Proteomic method identifies proteins nitrated in vivo during inflammatory challenge

Abstract

Inflammation in asthma, sepsis, transplant rejection, and many neurodegenerative diseases associates an up-regulation of NO synthesis with increased protein nitration at tyrosine. Nitration can cause protein dysfunction and is implicated in pathogenesis, but few proteins that appear nitrated in vivo have been identified. To understand how this modification impacts physiology and disease, we used a proteomic approach toward targets of protein nitration in both in vivo and cell culture inflammatory disease models. This approach identified more than 40 nitrotyrosine-immunopositive proteins, including 30 not previously identified, that became modified as a consequence of the inflammatory response. These targets include proteins involved in oxidative stress, apoptosis, ATP production, and other metabolic functions. Our approach provides a means toward obtaining a comprehensive view of the nitroproteome and promises to broaden understanding of how NO regulates cellular processes.

Figure 1

Western blot analysis of the effects of aminoguanidine on anti-nitrotyrosine immunopositive proteins in A549 cells. A549 cells were uninduced (lane 1) or stimulated with cytokines (lanes 2–7: IFN-γ 1,000 units/ml; tumor necrosis factor-α 10 units/ml; IL1-β 10 units/ml). Cytokine-stimulated cells were incubated with aminoguanidine at the time of induction (0, .5, 1, 1.5, 2, and 3 mM in lanes 2–7, respectively). After 3 days, the cells were lysed immediately by using SDS/PAGE loading buffer and 20 μg of protein extracts loaded onto a 12% polyacrylamide gel. Nitrated proteins then were identified by Western blotting using an anti-nitrotyrosine monoclonal antibody.

Figure 2

Overview of the proteomic approach to analyze and identify proteins by using a high throughput system (see Materials and Methods for details).

Figure 3

Anti-nitrotyrosine immunopositive proteins in A549 cells.
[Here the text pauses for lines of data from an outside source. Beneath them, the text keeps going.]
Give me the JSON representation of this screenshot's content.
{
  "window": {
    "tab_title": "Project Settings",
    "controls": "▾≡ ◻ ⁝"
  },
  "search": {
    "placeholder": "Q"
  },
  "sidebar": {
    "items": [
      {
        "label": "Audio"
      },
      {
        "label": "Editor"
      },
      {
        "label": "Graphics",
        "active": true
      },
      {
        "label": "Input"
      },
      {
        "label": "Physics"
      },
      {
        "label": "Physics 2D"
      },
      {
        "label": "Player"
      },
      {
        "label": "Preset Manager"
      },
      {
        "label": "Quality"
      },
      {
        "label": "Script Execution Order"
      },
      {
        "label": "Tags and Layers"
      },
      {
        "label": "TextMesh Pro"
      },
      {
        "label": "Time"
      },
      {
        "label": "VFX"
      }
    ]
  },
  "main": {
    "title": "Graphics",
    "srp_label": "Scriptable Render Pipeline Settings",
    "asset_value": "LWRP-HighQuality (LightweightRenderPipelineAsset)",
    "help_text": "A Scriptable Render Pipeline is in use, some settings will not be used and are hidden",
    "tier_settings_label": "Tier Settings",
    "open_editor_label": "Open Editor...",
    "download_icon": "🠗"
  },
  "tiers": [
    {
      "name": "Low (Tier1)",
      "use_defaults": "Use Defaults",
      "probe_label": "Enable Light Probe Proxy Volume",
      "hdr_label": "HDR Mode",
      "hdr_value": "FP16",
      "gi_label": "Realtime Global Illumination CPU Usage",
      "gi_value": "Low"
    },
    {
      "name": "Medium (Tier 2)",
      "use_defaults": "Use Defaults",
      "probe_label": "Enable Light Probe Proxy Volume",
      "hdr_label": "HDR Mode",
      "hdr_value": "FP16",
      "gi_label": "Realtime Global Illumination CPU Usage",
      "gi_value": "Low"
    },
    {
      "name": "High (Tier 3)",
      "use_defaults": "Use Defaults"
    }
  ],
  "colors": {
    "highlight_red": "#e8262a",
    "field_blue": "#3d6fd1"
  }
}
Cell lysates (300 μg) were run onto two-dimensional gels, and immunoreactive proteins were identified. A, B, and C are the two-dimensional acrylamide gels stained with gel code blue, and C, D, and E are the corresponding Western blots. Stimulation was carried out by using cytokines (C and D: IFN-γ, 1,000 units/ml; tumor necrosis factor-α 10 units/ml; IL1-β 10 units/ml) or with cytokines plus 100 μM H4B in 300 μM ascorbate (E and F). Western blots are exposed for 3 (B and D) and 15 (F) sec. On the 3-sec exposure of F, the intensity of manganese superoxide dismutase (MnSOD) and actin was much lower compared with D (data not shown). Identified proteins are indicated on the Western blots. Gels D and E show similar expression of all of the proteins that were detected by immunoreactivity; therefore the change in signal intensity is caused by decreased protein nitration.

Figure 4

Anti-nitrotyrosine immunopositive proteins in lung and liver of rats induced with LPS. Rats were induced with 10 mg/kg LPS and killed after 18 h. A (lung lysate, 400 μg) and C (liver lysate, 500 μg) are two-dimensional acrylamide gels stained with gel code blue, and B and D are the corresponding Western blots probed with an anti-nitrotyrosine monoclonal antibody. Identified proteins are listed on lung Western blot (B) but numbered on the liver Western blot (D) with the key in Table 1.

Figure 5

Functional classification of anti-nitrotyrosine immunoreactive proteins.